Program Synthesis: A Hierarchical Nonparametric Bayesian Approach

Speaker: Percy Liang , UC Berkeley
Date: March 31 2010
Time: 4:00PM to 5:00AM
Location: 32-G449
Host: Josh Tenenbaum, BCS, MIT
Contact: Ruslan Salakhutdinov, rsalakhu@mit.edu
Relevant URL: In this talk, we focus on the problem of inferring computer programs from their behavior on one or two training examples. A single program is likely to be undetermined by this data. Therefore, we introduce a nonparametric hierarchical Bayesian prior over programs which allows the sharing of statistical strength across multiple programs. The key challenge we address is how to parametrize this multi-task sharing. For this, we introduce a new representation of programs based on combinatory logic and provide an MCMC algorithm that can perform safe program transformations on this representation in order to reveal shared inter-program substructures.
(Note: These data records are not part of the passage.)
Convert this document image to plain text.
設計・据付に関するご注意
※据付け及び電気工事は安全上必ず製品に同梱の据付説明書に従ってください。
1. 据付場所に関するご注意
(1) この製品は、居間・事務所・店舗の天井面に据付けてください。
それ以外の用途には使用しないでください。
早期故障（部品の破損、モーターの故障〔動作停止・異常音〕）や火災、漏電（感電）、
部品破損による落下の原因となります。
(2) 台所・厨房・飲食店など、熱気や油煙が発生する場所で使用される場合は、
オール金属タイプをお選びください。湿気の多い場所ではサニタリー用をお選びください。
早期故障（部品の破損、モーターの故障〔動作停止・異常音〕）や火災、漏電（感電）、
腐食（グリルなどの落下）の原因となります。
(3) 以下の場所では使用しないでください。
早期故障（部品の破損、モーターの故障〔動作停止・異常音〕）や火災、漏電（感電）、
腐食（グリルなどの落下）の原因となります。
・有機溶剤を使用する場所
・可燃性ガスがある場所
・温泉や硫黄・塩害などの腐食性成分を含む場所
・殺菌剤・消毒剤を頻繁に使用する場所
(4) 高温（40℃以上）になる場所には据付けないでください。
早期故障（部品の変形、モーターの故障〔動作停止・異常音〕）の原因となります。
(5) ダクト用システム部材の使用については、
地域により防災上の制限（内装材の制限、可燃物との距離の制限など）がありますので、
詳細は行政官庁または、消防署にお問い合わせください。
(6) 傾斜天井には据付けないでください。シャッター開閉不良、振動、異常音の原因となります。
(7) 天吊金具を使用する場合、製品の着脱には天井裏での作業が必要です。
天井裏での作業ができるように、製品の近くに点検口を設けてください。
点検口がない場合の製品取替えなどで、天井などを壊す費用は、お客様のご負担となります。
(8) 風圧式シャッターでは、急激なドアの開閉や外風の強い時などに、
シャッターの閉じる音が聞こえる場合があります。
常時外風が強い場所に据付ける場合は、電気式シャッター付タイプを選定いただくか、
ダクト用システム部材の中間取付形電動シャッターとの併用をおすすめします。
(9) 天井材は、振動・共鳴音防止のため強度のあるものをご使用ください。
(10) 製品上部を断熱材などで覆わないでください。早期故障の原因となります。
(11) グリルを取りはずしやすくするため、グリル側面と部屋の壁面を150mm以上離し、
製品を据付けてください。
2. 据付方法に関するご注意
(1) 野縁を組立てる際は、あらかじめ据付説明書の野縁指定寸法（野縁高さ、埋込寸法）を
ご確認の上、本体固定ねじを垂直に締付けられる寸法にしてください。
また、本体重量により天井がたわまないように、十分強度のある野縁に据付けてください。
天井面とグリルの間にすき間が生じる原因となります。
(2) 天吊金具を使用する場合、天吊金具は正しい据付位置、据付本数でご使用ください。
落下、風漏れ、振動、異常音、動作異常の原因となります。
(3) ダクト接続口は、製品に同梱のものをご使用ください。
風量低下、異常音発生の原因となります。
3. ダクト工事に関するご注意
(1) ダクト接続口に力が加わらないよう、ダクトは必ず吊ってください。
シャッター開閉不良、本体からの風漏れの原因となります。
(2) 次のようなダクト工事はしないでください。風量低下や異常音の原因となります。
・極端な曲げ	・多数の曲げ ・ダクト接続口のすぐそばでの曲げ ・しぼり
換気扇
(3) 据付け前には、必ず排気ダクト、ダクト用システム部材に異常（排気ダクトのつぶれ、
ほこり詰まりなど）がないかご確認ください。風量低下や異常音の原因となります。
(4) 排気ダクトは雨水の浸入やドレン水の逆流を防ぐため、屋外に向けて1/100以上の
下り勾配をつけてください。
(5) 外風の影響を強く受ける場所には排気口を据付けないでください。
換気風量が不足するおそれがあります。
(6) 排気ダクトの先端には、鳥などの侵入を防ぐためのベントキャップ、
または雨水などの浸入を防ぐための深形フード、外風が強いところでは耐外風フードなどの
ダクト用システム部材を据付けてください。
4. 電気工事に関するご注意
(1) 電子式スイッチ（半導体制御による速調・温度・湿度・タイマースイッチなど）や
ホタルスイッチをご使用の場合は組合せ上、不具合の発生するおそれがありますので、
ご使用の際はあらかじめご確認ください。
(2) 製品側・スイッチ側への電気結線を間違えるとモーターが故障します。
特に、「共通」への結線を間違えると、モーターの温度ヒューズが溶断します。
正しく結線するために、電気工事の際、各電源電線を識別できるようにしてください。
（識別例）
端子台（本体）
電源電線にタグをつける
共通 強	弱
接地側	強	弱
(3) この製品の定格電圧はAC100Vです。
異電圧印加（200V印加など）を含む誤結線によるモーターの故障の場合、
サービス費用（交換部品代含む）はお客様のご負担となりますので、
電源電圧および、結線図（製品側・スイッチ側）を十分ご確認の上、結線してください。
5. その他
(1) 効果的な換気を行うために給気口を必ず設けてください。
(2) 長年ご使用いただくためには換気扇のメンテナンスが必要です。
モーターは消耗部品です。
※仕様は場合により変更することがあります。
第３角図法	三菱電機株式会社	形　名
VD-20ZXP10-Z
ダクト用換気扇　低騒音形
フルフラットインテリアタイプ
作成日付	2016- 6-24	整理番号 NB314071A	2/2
We show the benefits of our multi-task approach on learning macros in a text-editing domain.
Bio
Percy Liang is currently a Ph.D. student at UC Berkeley with Michael Jordan and Dan Klein, having completed his MEng at MIT with Michael Collins in 2005. His current research focuses on grounded natural language semantics, in particular, using programs and probabilistic modeling to represent and learn associations between linguistic units and the non-linguistic world. His other work includes developing efficient algorithms for learning latent-variable models and theoretical analyses of generative/discriminative learning and regularization.